En la misma sintonía, Alejandro Crespo, al frente del Sindicato del Neumático, argumentó que la extrema severidad del proyecto oficial ha generado un inédito consenso entre corrientes sindicales tradicionalmente antagónicas. «Hay que ir a una lucha fuerte porque hoy existe un acuerdo entre los representantes, incluso con aquellos que no coincidimos en lo ideológico», afirmó. Ambos dirigentes coincidieron en la necesidad de un escalonamiento en las formas de protesta, que podría iniciar con paros de horas y derivar en medidas de fuerza de duración indeterminada, combinando acción callejera y visibilidad en redes sociales.
Frente a este reclamo de movilización permanente, la cúpula de la CGT exhibe una postura más cautelosa, enfocada en la arena política y judicial.

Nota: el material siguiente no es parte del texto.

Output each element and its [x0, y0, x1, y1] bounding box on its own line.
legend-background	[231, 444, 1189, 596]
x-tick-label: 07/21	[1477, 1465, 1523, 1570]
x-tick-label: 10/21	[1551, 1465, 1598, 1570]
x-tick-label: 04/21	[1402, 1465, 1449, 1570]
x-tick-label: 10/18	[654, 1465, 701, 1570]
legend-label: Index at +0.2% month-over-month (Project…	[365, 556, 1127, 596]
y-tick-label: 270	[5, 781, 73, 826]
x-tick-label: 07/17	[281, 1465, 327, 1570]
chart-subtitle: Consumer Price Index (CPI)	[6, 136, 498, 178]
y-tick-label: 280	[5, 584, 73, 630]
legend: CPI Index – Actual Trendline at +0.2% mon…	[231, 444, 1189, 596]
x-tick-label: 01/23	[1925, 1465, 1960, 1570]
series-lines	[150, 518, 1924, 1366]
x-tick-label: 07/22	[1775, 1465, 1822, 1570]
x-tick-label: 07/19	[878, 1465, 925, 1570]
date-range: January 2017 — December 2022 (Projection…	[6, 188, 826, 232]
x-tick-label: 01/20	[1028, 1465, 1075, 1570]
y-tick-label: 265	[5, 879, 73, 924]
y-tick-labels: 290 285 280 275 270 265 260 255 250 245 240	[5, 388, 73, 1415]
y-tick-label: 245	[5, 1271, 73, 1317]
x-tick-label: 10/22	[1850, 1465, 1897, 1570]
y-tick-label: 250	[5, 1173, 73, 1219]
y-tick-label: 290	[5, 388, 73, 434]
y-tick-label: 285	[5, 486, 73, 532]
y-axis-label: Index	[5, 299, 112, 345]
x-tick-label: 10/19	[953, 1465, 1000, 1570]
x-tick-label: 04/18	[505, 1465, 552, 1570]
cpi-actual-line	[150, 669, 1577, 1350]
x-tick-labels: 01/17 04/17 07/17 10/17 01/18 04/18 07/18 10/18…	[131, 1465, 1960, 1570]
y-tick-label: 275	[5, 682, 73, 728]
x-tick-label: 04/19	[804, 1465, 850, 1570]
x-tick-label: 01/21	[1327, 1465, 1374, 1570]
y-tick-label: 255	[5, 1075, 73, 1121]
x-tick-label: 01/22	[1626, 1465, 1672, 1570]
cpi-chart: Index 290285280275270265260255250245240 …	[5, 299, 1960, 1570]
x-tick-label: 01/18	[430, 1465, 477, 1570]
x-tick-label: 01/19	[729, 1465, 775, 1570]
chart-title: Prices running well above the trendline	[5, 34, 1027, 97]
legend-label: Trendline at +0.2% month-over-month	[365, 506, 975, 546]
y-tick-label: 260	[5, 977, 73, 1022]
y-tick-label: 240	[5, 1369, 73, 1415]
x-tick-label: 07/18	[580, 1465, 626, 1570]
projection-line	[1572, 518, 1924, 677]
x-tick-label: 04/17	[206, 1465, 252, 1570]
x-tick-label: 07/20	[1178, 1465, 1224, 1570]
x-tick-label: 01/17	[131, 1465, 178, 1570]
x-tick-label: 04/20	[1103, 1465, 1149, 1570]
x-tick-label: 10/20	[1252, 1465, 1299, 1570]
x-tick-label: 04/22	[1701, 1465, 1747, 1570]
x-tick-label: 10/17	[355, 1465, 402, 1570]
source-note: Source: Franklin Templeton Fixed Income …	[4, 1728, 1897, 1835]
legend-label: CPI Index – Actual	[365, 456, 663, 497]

Fuentes internas de la central expresaron una prudente satisfacción por haber ganado tiempo valioso para articular alianzas en el Congreso Nacional, donde aseguran contar con un respaldo legislativo impensado semanas atrás. Su estrategia inmediata se centra en la cohesión gremial, el lobby parlamentario para atenuar o frenar los artículos más lesivos, y la preparación de una batería de presentaciones judiciales ante una eventual aprobación de la ley. Alienta esta vía la reciente declaración del juez de la Corte Suprema, Horacio Rosatti, quien señaló que la reforma podría ser declarada inconstitucional por cualquier magistrado.
La urgencia de los sectores combativos se nutre también de experiencias internacionales y de la historia reciente. Rodolfo Aguiar, secretario General de la Asociación de Trabajadores del Estado, hizo hincapié en la necesidad de llevar la protesta a cada territorio y presionar a los gobernadores. «Avalar jornadas de 12 horas y el pago en especie es inhumano y esclavista. Mientras aquí se retrocede, países como España derogan leyes regresivas y México avanza en la reducción de la jornada», ejemplificó, trazando un contraste elocuente.
La señal más contundente de la voluntad de fuerza ya se materializó. La Unión Obrera Metalúrgica, un histórico bastión sindical, se convirtió en el primer gremio en marcar la cancha al anunciar un paro nacional y una marcha masiva para el próximo 10 de febrero, fecha en que el Congreso iniciará el debate formal de la reforma. «Llegó el momento de confrontar muy fuertemente esta clara intención de despojar derechos», arengó su secretario general, Abel Furlán, anticipando un clima de alta conflictividad social en las puertas del Parlamento.
El fantasma del fracasado intento oficial de imponer cambios laborales por decreto a fines de 2023, rápidamente anulado por la Justicia, planea sobre el actual escenario. Sin embargo, la disputa ha escalado a un nivel superior: ya no se discuten decretos, sino una ley que requiere sanción parlamentaria. El movimiento sindical enfrenta así su prueba de fuego, dividido entre la vía de la negociación política que privilegia su conducción y la presión callejera implacable que demandan sus bases más activas, en un pulso que definirá no solo el destino de la reforma, sino la propia correlación de fuerzas al interior del mundo del trabajo.